Quite why west Africans, and to a lesser extent, African Americans are more likely to have the gene type is not known.

Gut advantage

However, the research team suggests that the difference might naturally give these populations an advantage when it comes to fighting gastro-intestinal infections.

However, the Terrence Higgins Trust Lighthouse, the UK HIV/Aids charity, said that the finding should not influence any arguments over the availability of anti-retrovirals in Africa and elsewhere in the developing world.

A spokesman said: "It should be remembered that there are a wide variety of combinations of drugs available.

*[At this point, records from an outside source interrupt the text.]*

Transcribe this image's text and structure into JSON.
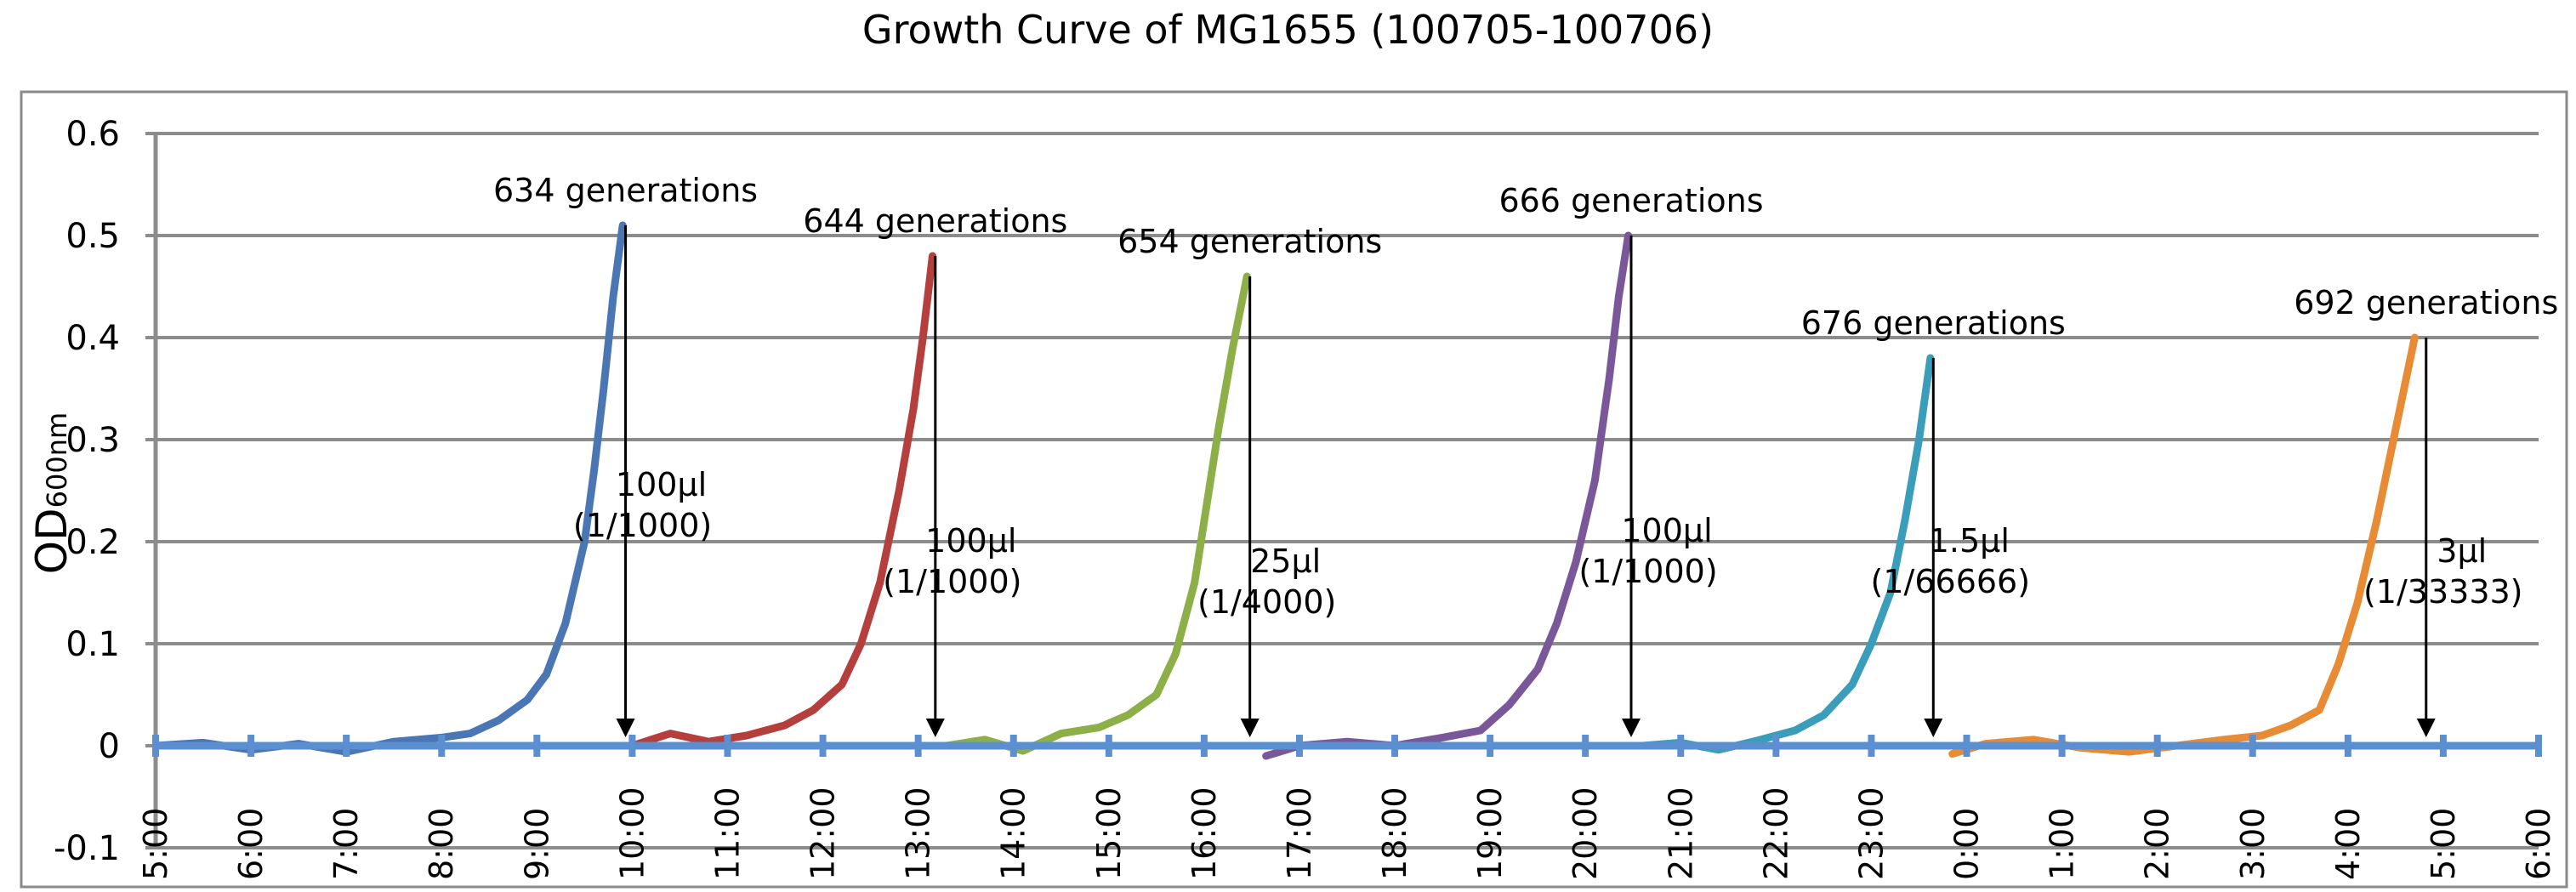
{
  "chart_data": {
    "type": "line",
    "title": "Growth Curve of MG1655 (100705-100706)",
    "ylabel": "OD",
    "ylabel_sub": "600nm",
    "xlabel": "",
    "ylim": [
      -0.1,
      0.6
    ],
    "y_ticks": [
      "-0.1",
      "0",
      "0.1",
      "0.2",
      "0.3",
      "0.4",
      "0.5",
      "0.6"
    ],
    "xlim_hours": [
      5,
      30
    ],
    "x_ticks": [
      "5:00",
      "6:00",
      "7:00",
      "8:00",
      "9:00",
      "10:00",
      "11:00",
      "12:00",
      "13:00",
      "14:00",
      "15:00",
      "16:00",
      "17:00",
      "18:00",
      "19:00",
      "20:00",
      "21:00",
      "22:00",
      "23:00",
      "0:00",
      "1:00",
      "2:00",
      "3:00",
      "4:00",
      "5:00",
      "6:00"
    ],
    "grid": true,
    "legend": "none",
    "zero_axis_color": "#5B8FD0",
    "series": [
      {
        "color": "#4A76B3",
        "points": [
          [
            5.0,
            0.0
          ],
          [
            5.5,
            0.003
          ],
          [
            6.0,
            -0.004
          ],
          [
            6.5,
            0.002
          ],
          [
            7.0,
            -0.006
          ],
          [
            7.5,
            0.004
          ],
          [
            8.0,
            0.008
          ],
          [
            8.3,
            0.012
          ],
          [
            8.6,
            0.025
          ],
          [
            8.9,
            0.045
          ],
          [
            9.1,
            0.07
          ],
          [
            9.3,
            0.12
          ],
          [
            9.5,
            0.2
          ],
          [
            9.6,
            0.27
          ],
          [
            9.7,
            0.35
          ],
          [
            9.8,
            0.44
          ],
          [
            9.9,
            0.51
          ]
        ]
      },
      {
        "color": "#B43F3C",
        "points": [
          [
            10.0,
            0.0
          ],
          [
            10.4,
            0.012
          ],
          [
            10.8,
            0.004
          ],
          [
            11.2,
            0.01
          ],
          [
            11.6,
            0.02
          ],
          [
            11.9,
            0.035
          ],
          [
            12.2,
            0.06
          ],
          [
            12.4,
            0.1
          ],
          [
            12.6,
            0.16
          ],
          [
            12.8,
            0.25
          ],
          [
            12.95,
            0.33
          ],
          [
            13.05,
            0.4
          ],
          [
            13.15,
            0.48
          ]
        ]
      },
      {
        "color": "#8CAF48",
        "points": [
          [
            13.3,
            0.0
          ],
          [
            13.7,
            0.006
          ],
          [
            14.1,
            -0.005
          ],
          [
            14.5,
            0.012
          ],
          [
            14.9,
            0.018
          ],
          [
            15.2,
            0.03
          ],
          [
            15.5,
            0.05
          ],
          [
            15.7,
            0.09
          ],
          [
            15.9,
            0.16
          ],
          [
            16.0,
            0.22
          ],
          [
            16.15,
            0.31
          ],
          [
            16.3,
            0.39
          ],
          [
            16.45,
            0.46
          ]
        ]
      },
      {
        "color": "#7A5799",
        "points": [
          [
            16.65,
            -0.01
          ],
          [
            17.0,
            0.0
          ],
          [
            17.5,
            0.004
          ],
          [
            18.0,
            0.0
          ],
          [
            18.5,
            0.008
          ],
          [
            18.9,
            0.015
          ],
          [
            19.2,
            0.04
          ],
          [
            19.5,
            0.075
          ],
          [
            19.7,
            0.12
          ],
          [
            19.9,
            0.18
          ],
          [
            20.1,
            0.26
          ],
          [
            20.25,
            0.36
          ],
          [
            20.35,
            0.44
          ],
          [
            20.45,
            0.5
          ]
        ]
      },
      {
        "color": "#3A9EBA",
        "points": [
          [
            20.6,
            0.0
          ],
          [
            21.0,
            0.003
          ],
          [
            21.4,
            -0.004
          ],
          [
            21.8,
            0.005
          ],
          [
            22.2,
            0.015
          ],
          [
            22.5,
            0.03
          ],
          [
            22.8,
            0.06
          ],
          [
            23.0,
            0.1
          ],
          [
            23.2,
            0.15
          ],
          [
            23.35,
            0.22
          ],
          [
            23.5,
            0.3
          ],
          [
            23.62,
            0.38
          ]
        ]
      },
      {
        "color": "#E88B35",
        "points": [
          [
            23.85,
            -0.008
          ],
          [
            24.2,
            0.002
          ],
          [
            24.7,
            0.006
          ],
          [
            25.2,
            -0.002
          ],
          [
            25.7,
            -0.006
          ],
          [
            26.2,
            0.0
          ],
          [
            26.7,
            0.006
          ],
          [
            27.1,
            0.01
          ],
          [
            27.4,
            0.02
          ],
          [
            27.7,
            0.035
          ],
          [
            27.9,
            0.08
          ],
          [
            28.1,
            0.14
          ],
          [
            28.3,
            0.22
          ],
          [
            28.5,
            0.31
          ],
          [
            28.7,
            0.4
          ]
        ]
      }
    ],
    "annotations": [
      {
        "x": 9.93,
        "y_top": 0.51,
        "generations": "634 generations",
        "line1": "100μl",
        "line2": "(1/1000)"
      },
      {
        "x": 13.18,
        "y_top": 0.48,
        "generations": "644 generations",
        "line1": "100μl",
        "line2": "(1/1000)"
      },
      {
        "x": 16.48,
        "y_top": 0.46,
        "generations": "654 generations",
        "line1": "25μl",
        "line2": "(1/4000)"
      },
      {
        "x": 20.48,
        "y_top": 0.5,
        "generations": "666 generations",
        "line1": "100μl",
        "line2": "(1/1000)"
      },
      {
        "x": 23.65,
        "y_top": 0.38,
        "generations": "676 generations",
        "line1": "1.5μl",
        "line2": "(1/66666)"
      },
      {
        "x": 28.82,
        "y_top": 0.4,
        "generations": "692 generations",
        "line1": "3μl",
        "line2": "(1/33333)"
      }
    ]
  }
}
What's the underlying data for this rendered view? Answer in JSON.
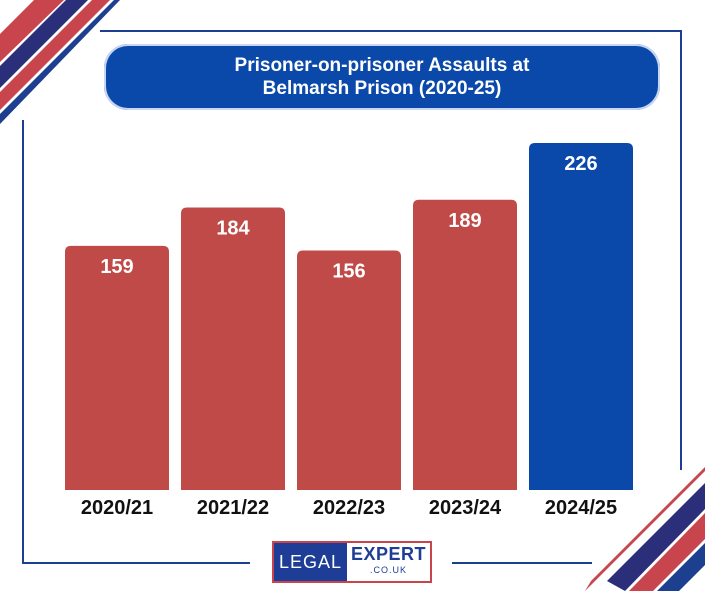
{
  "title_line1": "Prisoner-on-prisoner Assaults at",
  "title_line2": "Belmarsh Prison (2020-25)",
  "logo": {
    "left": "LEGAL",
    "right": "EXPERT",
    "sub": ".CO.UK"
  },
  "colors": {
    "bar_default": "#c04a48",
    "bar_highlight": "#0a49aa",
    "navy": "#1d3f8f",
    "red": "#c8454d"
  },
  "chart_data": {
    "type": "bar",
    "title": "Prisoner-on-prisoner Assaults at Belmarsh Prison (2020-25)",
    "categories": [
      "2020/21",
      "2021/22",
      "2022/23",
      "2023/24",
      "2024/25"
    ],
    "values": [
      159,
      184,
      156,
      189,
      226
    ],
    "highlight_index": 4,
    "ylim": [
      0,
      240
    ],
    "grid": false,
    "legend": "none"
  }
}
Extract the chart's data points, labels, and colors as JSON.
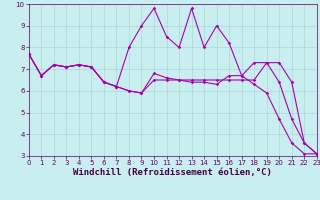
{
  "xlabel": "Windchill (Refroidissement éolien,°C)",
  "xlim": [
    0,
    23
  ],
  "ylim": [
    3,
    10
  ],
  "yticks": [
    3,
    4,
    5,
    6,
    7,
    8,
    9,
    10
  ],
  "xticks": [
    0,
    1,
    2,
    3,
    4,
    5,
    6,
    7,
    8,
    9,
    10,
    11,
    12,
    13,
    14,
    15,
    16,
    17,
    18,
    19,
    20,
    21,
    22,
    23
  ],
  "bg_color": "#c8eef0",
  "grid_color": "#b0d8d8",
  "line_color": "#aa00aa",
  "line1_x": [
    0,
    1,
    2,
    3,
    4,
    5,
    6,
    7,
    8,
    9,
    10,
    11,
    12,
    13,
    14,
    15,
    16,
    17,
    18,
    19,
    20,
    21,
    22,
    23
  ],
  "line1_y": [
    7.7,
    6.7,
    7.2,
    7.1,
    7.2,
    7.1,
    6.4,
    6.2,
    6.0,
    5.9,
    6.8,
    6.6,
    6.5,
    6.4,
    6.4,
    6.3,
    6.7,
    6.7,
    6.3,
    5.9,
    4.7,
    3.6,
    3.1,
    3.1
  ],
  "line2_x": [
    0,
    1,
    2,
    3,
    4,
    5,
    6,
    7,
    8,
    9,
    10,
    11,
    12,
    13,
    14,
    15,
    16,
    17,
    18,
    19,
    20,
    21,
    22,
    23
  ],
  "line2_y": [
    7.7,
    6.7,
    7.2,
    7.1,
    7.2,
    7.1,
    6.4,
    6.2,
    8.0,
    9.0,
    9.8,
    8.5,
    8.0,
    9.8,
    8.0,
    9.0,
    8.2,
    6.7,
    7.3,
    7.3,
    6.4,
    4.7,
    3.6,
    3.1
  ],
  "line3_x": [
    0,
    1,
    2,
    3,
    4,
    5,
    6,
    7,
    8,
    9,
    10,
    11,
    12,
    13,
    14,
    15,
    16,
    17,
    18,
    19,
    20,
    21,
    22,
    23
  ],
  "line3_y": [
    7.7,
    6.7,
    7.2,
    7.1,
    7.2,
    7.1,
    6.4,
    6.2,
    6.0,
    5.9,
    6.5,
    6.5,
    6.5,
    6.5,
    6.5,
    6.5,
    6.5,
    6.5,
    6.5,
    7.3,
    7.3,
    6.4,
    3.6,
    3.1
  ],
  "marker": "D",
  "marker_size": 1.8,
  "line_width": 0.8,
  "tick_fontsize": 5,
  "xlabel_fontsize": 6.5
}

"If one combination does not work, there is likely to be another which is more effective.

"Everybody responds differently to treatment."

The leaders of the world's most highly-developed countries recently promised a $1bn fund to help fight Aids, malaria and TB.

Despite this, many politicians and drug-makers are still sceptical whether complex combinations of potentially dangerous drugs can be adequately supervised and monitored in isolated communities.

However, a separate paper in the Lancet provides encouragement for those who believe it can be done.

A research project in Haiti used the same methods as those employed in the fight against TB.

To ensure compliance, patients actually had to take the pills in the presence of a doctor or nurse.

The researchers wrote that if the treatments could be introduced in the central plains of Haiti, they could be introduced anywhere.